Portugueses admitem passar férias em território nacional e gastar menos que em 2020

Relativamente a questões financeiras, os portugueses estimam gastar 750 euros, uma descida de 160 euros face ao valor descrito no ano passado.

O verão aproxima-se e muitos portugueses já começaram a planear as suas férias, de modo a que o orçamento familiar consiga encaixar o valor que pretendem gastar. Um estudo do Observador Cetelem mostrou que 86% dos portugueses admite passar férias em território nacional durante o verão de 2021, diminuindo também o orçamento disponível face ao ano passado.

O estudo indica que apesar da maioria dos cidadãos inquiridos passar férias em Portugal, aumentou o número de pessoas que tenciona passar férias no estrangeiro, com 6% a dizer que planeiam ir para o estrangeiro face ao 1% que respondeu afirmativamente em 2020. Mais de metade dos inquiridos pelo estudo (53%) assume planear férias fora da sua residência principal.

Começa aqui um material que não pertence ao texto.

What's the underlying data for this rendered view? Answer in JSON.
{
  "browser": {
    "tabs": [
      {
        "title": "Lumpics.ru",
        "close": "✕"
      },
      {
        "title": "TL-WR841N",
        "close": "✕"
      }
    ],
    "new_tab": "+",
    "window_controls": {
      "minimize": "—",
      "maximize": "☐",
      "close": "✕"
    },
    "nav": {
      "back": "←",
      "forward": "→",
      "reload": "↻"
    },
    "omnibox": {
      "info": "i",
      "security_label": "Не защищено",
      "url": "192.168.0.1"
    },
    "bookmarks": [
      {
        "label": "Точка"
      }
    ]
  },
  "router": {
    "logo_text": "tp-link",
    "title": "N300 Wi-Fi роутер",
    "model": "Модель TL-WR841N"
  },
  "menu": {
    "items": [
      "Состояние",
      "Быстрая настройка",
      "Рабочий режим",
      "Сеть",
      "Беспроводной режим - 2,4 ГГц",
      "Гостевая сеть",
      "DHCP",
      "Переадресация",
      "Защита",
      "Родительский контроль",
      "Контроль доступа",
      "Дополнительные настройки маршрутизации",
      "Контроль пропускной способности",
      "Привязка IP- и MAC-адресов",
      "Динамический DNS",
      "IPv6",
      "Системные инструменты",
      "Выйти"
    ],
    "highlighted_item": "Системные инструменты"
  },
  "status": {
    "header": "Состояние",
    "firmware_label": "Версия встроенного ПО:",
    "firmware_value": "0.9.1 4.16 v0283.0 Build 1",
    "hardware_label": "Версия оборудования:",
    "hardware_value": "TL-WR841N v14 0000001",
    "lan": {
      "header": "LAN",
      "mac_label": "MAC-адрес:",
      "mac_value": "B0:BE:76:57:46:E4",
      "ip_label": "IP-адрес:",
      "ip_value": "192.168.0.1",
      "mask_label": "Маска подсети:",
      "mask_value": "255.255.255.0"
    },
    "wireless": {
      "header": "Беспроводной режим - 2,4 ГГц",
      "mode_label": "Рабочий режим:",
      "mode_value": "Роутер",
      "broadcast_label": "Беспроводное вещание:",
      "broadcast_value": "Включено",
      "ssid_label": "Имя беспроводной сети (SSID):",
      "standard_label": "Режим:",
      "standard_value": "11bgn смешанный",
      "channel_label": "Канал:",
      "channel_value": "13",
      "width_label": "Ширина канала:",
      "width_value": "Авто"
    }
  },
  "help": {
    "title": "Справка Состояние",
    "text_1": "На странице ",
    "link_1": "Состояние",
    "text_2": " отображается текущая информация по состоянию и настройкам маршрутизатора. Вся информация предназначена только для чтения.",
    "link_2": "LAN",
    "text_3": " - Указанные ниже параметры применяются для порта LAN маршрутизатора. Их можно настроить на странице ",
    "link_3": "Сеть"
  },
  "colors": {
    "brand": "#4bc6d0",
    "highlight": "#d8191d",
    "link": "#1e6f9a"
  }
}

Relativamente a questões financeiras, os portugueses estimam gastar 750 euros, uma descida de 160 euros face ao valor descrito no ano passado. O Observador Cetelem aponta que os homens pretendem gastar mais do que as mulheres, com 829 euros contra 687 euros, com a faixa etária dos 45 aos 54 anos disposta a gastar uma média de 845 euros. Por sua vez, a faixa etária dos 65 aos 74 anos são os que pretendem gastar menos, numa média de 519 euros.

Para pagar as despesas, 31% dos portugueses inquiridos admitem usar o cartão de crédito, um aumento de 5 pontos percentuais em comparação com o ano passado.

Os portugueses têm tido ainda um comportamento diferente do ano passado no que toca ao processo de marcação destas férias estando a recorrer mais a agências de viagens e arrendamento de casas, com 31% em 2021 face aos 11% em 2020, e aos hotéis, com 12% no presente ano em relação aos 2% no ano passado.

Assim, os hotéis começam a recuperar a preferência dos portugueses nas férias, sendo que um em cada quatro assegura já ter marcado hotel. Ainda assim, a maioria continua a preferir ficar hospedada numa casa, seja ela de familiares/amigos (30%), uma residência secundária (23%) ou uma casa alugada (18%). Destaque ainda para o turismo rural (6% contra 7% em 2020), que mantém a intenção positiva que ganhou com a pandemia.